POTTER: What an amazing opportunity it is to get feedback on your work. We can so easily become lost in our own perspectives, assumptions, and histories when writing. Often what’s necessary is to find out what sort of meaning others are making from our work so we can ask ourselves questions like, Are people interpreting this story in the way I intended – and if not, is that all right? Yet, many writers worry that they’ll lose their unique voices and their intentions by listening to and trying to incorporate feedback. How do you handle the task of attending to feedback while maintaining your authorial voice and intentions?
EVE LEDERMAN: It is a very delicate balance, no doubt! There is no roadmap in deciding what to incorporate and what to discard in terms of feedback, plus I find that can also change over time. Actually, I was a bit misleading in my previous mention of rewriting with the Rashomon effect in mind; I did do so...but not for a year. I initially discounted the idea because I couldn’t envision how to incorporate it. Also, early on, someone suggested I open the play with the ending and I junked that. Then a few years later after other elements had evolved, it suddenly made sense. I think one red flag to look out for is when someone’s feedback aims to alter the essence of your story. I had an agent interested in the play, but she thought the therapist should have her children taken away from her for neglect. “When I go to the playground, you wouldn’t believe how many parents ignore their kids,” she mused. That was her story to tell, not mine, even it if meant losing out on an agent.
Also realize that you can’t please everyone. That sounds simplistic but I read a great quote that said to have a hit play, people have to love it and others have to hate it. Otherwise it’s just mediocre. In fact, one close friend whose opinion I trust loved the first iteration of the play, which revolved around only the patient and therapist, good and evil, and has stated that I’ve since “destroyed it!”
The antidote, I believe, is to have one trusted producer or director who is your rock during years of development and I’m so grateful to have found that in Frank Calo of FMC Productions. I knew him casually from my neighborhood and pulled him into the festival production four years ago to assist with contracts. Our creative partnership blossomed from there and we’ve spent countless hours poring over scripts together. I bounce ideas off him, send him new writing, and discuss feedback and he guides me with direction that takes my work to another level.
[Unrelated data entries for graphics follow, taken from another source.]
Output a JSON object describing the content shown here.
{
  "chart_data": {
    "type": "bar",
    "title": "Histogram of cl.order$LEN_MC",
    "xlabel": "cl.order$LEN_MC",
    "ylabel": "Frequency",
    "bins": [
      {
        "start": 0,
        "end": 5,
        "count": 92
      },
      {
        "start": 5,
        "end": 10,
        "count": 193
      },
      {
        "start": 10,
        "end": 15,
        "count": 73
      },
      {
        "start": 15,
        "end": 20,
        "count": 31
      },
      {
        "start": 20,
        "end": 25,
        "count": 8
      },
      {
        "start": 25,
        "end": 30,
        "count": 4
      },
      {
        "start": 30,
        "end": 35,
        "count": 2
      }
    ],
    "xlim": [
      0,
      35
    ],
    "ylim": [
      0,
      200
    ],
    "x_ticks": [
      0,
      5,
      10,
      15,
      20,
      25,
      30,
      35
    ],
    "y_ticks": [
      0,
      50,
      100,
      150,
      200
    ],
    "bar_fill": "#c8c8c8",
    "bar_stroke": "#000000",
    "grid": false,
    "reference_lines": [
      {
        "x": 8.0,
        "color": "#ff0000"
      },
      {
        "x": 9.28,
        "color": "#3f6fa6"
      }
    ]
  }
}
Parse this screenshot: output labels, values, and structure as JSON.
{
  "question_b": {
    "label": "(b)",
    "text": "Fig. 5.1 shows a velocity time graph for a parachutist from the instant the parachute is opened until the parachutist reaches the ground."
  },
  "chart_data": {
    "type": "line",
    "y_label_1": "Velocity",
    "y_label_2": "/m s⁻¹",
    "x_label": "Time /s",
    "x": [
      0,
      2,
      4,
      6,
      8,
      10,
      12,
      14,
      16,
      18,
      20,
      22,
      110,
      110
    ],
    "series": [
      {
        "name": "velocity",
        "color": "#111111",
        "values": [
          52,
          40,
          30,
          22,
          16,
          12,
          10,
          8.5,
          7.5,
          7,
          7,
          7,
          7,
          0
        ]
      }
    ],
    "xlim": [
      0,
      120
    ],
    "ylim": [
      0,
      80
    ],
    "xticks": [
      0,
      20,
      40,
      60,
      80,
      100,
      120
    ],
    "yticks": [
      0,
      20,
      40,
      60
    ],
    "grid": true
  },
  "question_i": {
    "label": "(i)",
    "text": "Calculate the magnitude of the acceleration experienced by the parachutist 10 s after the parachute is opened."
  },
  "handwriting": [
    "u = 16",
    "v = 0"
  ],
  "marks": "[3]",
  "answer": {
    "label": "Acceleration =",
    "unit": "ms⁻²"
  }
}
Writers can spend a lifetime in search of this partnership, but if you find a director who gets you and believes in your work (and devotes years of unpaid hours!), nurture the relationship and cherish it!
POTTER: Why did you end up sending your play to Post Productions? And what has that experience been like – having your play produced by a little theatre company in a small city far from where you live?
EVE LEDERMAN: In the United States, competition for readings and festivals with the faint hope of production is fierce. Theaters get many many hundreds of submissions for a single slot so I decided to branch out to Canada and contacted theaters that had produced plays with similar themes.
I was utterly shocked (and thrilled!) to get an email back from Post Productions quickly with interest in reading the play and indicating a decision would be made in a couple weeks, and I found other Canadian theaters were equally approachable. In New York, a theater can take 8 to 12 months to respond to an email. One took 18 months to reply to my 10-page sample and request the full script. I’m waiting another 8 months and counting to get a response to that.
I will concede that is hard to hand over my first production without being involved in casting and rehearsals, and even more so because I simply love the process of making the play come alive. Ultimately, I have to trust that my vision on the page will guide the way.
POTTER: It’s a strong vision, and I promise we’ll do our best! Thanks so much for taking the time to talk with me.